From a population that is not normally distributed and whose standard deviation is not known, a sample of 50 items is selected to develop an interval estimate for mean. Which of the following statements are true?

a) the standard normal distribution can be used
b) the t distribution with 50 degrees of freedom must be used
c) the t distribution with 49 degrees of freedom must be used
d) the sample size must be increased in order to develop an interval estimate

Answer 1

The correct approach for developing an interval estimate for the mean from a non-normally distributed population with unknown standard deviation and a sample size of 50 is to use the t distribution with 49 degrees of freedom.

Step-by-step explanation:

From a population that is not normally distributed and whose standard deviation is not known, a sample of 50 items is selected to develop an interval estimate for the mean. The correct statement in this scenario is that the t distribution with 49 degrees of freedom must be used, which corresponds to option c). This is because the sample standard deviation (s) is used as an estimate for the unknown population standard deviation (σ), and the degrees of freedom are equal to the sample size minus one (df = n - 1). As the sample size is greater than 30, the t distribution can still be used even if the population is not normally distributed.

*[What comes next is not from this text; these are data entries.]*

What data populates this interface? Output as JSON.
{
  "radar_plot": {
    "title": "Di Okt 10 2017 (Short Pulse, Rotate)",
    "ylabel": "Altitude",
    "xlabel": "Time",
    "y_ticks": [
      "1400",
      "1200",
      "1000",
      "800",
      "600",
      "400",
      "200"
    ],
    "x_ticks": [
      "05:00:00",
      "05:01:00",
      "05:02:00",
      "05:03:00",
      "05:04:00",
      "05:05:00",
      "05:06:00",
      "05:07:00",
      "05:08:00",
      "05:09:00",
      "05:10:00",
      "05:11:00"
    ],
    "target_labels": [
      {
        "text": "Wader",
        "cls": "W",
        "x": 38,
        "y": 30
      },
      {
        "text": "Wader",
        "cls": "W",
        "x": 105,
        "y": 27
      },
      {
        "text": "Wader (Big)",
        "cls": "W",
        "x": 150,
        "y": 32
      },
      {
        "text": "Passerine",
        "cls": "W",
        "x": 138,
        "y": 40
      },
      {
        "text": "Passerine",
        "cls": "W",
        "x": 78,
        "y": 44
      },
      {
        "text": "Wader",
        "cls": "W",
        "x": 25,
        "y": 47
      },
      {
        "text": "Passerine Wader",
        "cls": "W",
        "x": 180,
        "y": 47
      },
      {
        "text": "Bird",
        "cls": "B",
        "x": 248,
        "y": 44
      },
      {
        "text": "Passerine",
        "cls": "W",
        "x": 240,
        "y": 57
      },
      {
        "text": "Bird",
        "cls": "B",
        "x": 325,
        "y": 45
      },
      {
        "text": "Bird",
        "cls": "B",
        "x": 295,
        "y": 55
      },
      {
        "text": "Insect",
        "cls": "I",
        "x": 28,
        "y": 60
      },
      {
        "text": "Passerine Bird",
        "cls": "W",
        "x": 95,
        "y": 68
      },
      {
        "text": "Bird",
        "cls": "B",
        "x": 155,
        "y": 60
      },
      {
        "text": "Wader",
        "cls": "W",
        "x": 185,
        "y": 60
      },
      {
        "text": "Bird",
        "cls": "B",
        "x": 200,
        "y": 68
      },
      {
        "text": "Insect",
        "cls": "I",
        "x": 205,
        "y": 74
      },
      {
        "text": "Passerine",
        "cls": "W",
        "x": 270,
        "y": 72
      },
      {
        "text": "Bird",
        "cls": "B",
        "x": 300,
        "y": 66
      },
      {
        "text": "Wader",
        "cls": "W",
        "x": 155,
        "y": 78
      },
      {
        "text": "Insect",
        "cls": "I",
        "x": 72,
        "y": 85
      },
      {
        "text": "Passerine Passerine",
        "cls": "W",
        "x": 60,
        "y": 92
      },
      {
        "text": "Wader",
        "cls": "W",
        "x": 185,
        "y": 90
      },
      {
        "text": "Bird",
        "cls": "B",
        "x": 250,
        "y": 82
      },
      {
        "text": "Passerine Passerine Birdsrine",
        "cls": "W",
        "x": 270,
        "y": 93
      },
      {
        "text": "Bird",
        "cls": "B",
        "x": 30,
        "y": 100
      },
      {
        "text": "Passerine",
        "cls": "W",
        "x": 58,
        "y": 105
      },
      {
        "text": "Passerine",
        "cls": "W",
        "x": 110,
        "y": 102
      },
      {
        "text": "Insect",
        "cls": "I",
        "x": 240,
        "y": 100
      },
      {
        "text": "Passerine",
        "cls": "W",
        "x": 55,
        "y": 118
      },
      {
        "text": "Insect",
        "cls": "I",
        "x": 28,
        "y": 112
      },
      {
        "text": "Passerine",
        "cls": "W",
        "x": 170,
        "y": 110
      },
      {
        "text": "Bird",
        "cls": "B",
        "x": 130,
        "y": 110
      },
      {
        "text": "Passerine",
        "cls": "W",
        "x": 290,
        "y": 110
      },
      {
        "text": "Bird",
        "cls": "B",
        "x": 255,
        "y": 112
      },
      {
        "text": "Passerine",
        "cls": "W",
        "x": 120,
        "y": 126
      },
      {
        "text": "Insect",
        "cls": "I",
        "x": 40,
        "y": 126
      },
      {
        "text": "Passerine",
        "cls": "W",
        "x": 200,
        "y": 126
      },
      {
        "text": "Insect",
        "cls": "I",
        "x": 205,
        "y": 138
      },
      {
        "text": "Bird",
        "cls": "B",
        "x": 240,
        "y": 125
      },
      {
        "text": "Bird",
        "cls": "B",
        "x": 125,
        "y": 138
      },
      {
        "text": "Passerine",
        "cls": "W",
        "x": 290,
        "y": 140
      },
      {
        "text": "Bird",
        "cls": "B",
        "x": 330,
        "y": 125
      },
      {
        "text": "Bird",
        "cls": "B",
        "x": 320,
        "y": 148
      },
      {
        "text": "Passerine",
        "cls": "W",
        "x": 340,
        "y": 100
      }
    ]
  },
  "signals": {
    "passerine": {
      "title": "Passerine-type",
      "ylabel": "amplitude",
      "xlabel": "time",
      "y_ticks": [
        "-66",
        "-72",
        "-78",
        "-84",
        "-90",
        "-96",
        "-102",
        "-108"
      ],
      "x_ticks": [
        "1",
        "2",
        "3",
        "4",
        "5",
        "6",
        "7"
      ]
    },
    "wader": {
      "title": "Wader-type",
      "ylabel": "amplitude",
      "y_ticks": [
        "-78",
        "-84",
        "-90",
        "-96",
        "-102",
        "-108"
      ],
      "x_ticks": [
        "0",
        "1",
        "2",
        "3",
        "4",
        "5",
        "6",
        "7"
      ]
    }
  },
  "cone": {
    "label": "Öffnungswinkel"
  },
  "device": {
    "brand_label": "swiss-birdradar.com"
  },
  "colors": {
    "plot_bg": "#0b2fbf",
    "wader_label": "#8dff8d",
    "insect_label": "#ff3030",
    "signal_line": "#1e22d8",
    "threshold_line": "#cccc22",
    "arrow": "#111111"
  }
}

It is not correct that the standard normal distribution can be used (option a), as it is more appropriate when the population standard deviation is known. Increasing the sample size (option d) is not necessary to develop an interval estimate since a sample of 50 is sufficient for the t distribution to be a reasonable approximation.

Answer 2

Correct option: c) the t distribution with 49 degrees of freedom must be used

Step-by-step explanation:

The (1 - α)% confidence interval for population mean (μ) is:

`CI=\bar x\pm z_(\alpha/2)(\sigma)/(√(n))`

OR

`CI=\bar x\pm t_(\alpha/2, (n-1))(s)/(√(n))`

A t-interval is used when the there is no information provided about the population standard deviation and when the population is normally distributed.

In this case there is no information about the population standard deviation and the population is also not normally distributed.

But as the t-distribution is derived from the normal distribution, to construct a t-interval the sample drawn must be large, i.e. n > 30.

Because for large sample sizes the sampling distribution of sample means will follow a Normal distribution with mean μ of the population and standard deviation
`(s)/(√(n))`.

In this case the sample size is, n = 50 > 30.

So a t distribution with n - 1 = 50 - 1 = 49 degrees of freedom will be used to construct the confidence interval for mean.